Photo: Comedy Central

The great irony of the whole Sony-hacking fiasco is that Kim Jong-un is a noted fan of dumb action comedies. He would have loved watching The Interview at a palace sleepover with Dennis Rodman, if only it had been about killing someone else. Now that Sony has pulled the plug on the movie though, the world will never know his thoughts. Fortunately, that’s not true of the other times Hollywood produced unflattering depictions of living world leaders. We unearthed stories of five narcissistic heads of state who not only allowed Hollywood to release movies about them without issuing death threats but actually sat down and watched the films.

Adolf Hitler and The Great Dictator
There are a lot of stories about Hitler and Charlie Chaplin’s film that make him look like a hapless idiot. Most agree that the German dictator, after banning the movie in occupied territories, had a print smuggled in so he could see it. What the Führer actually thought of the film is unclear, though. One report says he hated it so much that he immediately added Chaplin to his kill list. Another says Chaplin was already on the Nazi kill list for being a “pseudo-Jew,” and that learning that is what inspired the comedian to make The Great Dictator in the first place. One undisputed fact is Chaplin’s regret for making such a light-hearted film about such a horrific person. As he later wrote, “Had I known the actual horrors of the German concentration camps, I could not have made The Great Dictator.”

Saddam Hussein and South Park: Bigger, Longer & Uncut
There’s no direct information about the Iraqi dictator’s reaction to Matt and Trey’s depiction of him as Satan’s lover in the South Park movie, but we can make some assumptions based on the circumstances in which he watched it. Reportedly, the soldiers who attended to Saddam following his capture by American forces subjected him to repeated viewings of the movie. It’s safe to assume that if he’d been giggling throughout the film, they wouldn’t have kept playing it.

George W. Bush and W
Josh Brolin gave his third-hand account of Dubya’s reaction to W in a video interview with the New York Times a few years back. As the story goes, Oliver Stone saw Bill Clinton in China. Clinton told Stone that he lent his own copy of W to George W. Bush, who later told Clinton he liked it very much and there were sad moments. If that’s true, it’s a much more generous review than Bush’s brother Jeb gave the film.

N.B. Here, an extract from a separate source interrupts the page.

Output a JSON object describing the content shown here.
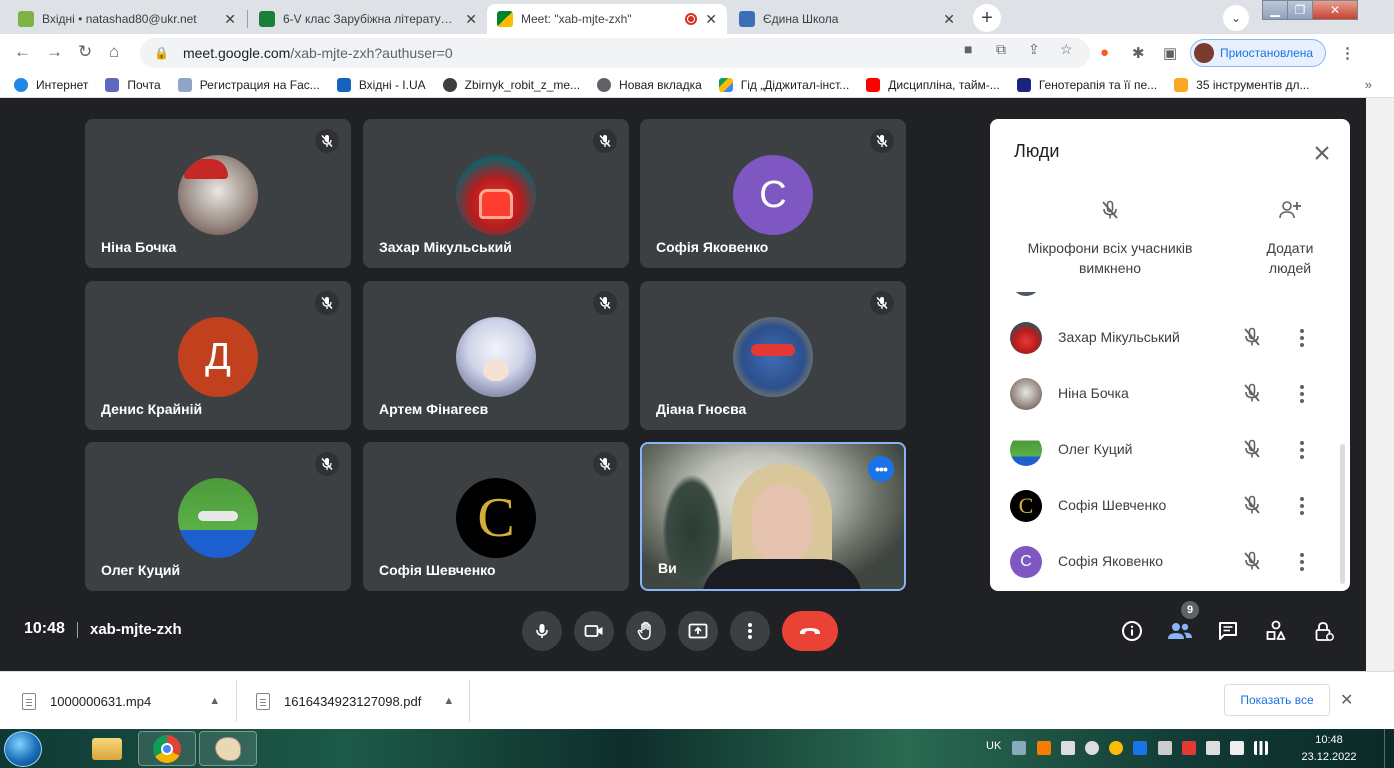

Upon its release in 2008, the former governor of Florida said, “The Oedipal rivalry is high-grade, unadulterated hooey.”

Kim Jong-il and Team America: World Police
It’s hard to know if Dear Leader ever saw Team America, but given the man’s obsession with American cinema — he was said to have had a DVD collection 20,000 discs deep — it seems pretty likely. Either way, the lack of Pyongyang’s outrage about the movie shows that Papa Kim had much thicker skin than Baby Kim. The only official requests to squash screenings of the movie came from the North Korean embassy in Prague, which asked the Czech government to ban the movie because it “harms the image of” North Korea. The Czechs said, “Nope,” and the movie went on to gross $40,439 in that country’s theaters.

Bill Clinton and Primary Colors
Neither Joe Klein’s book, nor the movie adapted from it, included a character named Clinton. But John Travolta’s Jack Stanton was clearly based on the sitting president and Emma Thompson was quite clearly playing a version of Hillary. Even though it wasn’t the most flattering portrayal, Clinton reportedly loved the movie. In his book Covering Clinton, Joseph Hayden writes that the president was so enamored with the movie that he invited Travolta to come to the White House in character. Travolta declined, saying he thought Governor Jack Stanton was best left onscreen.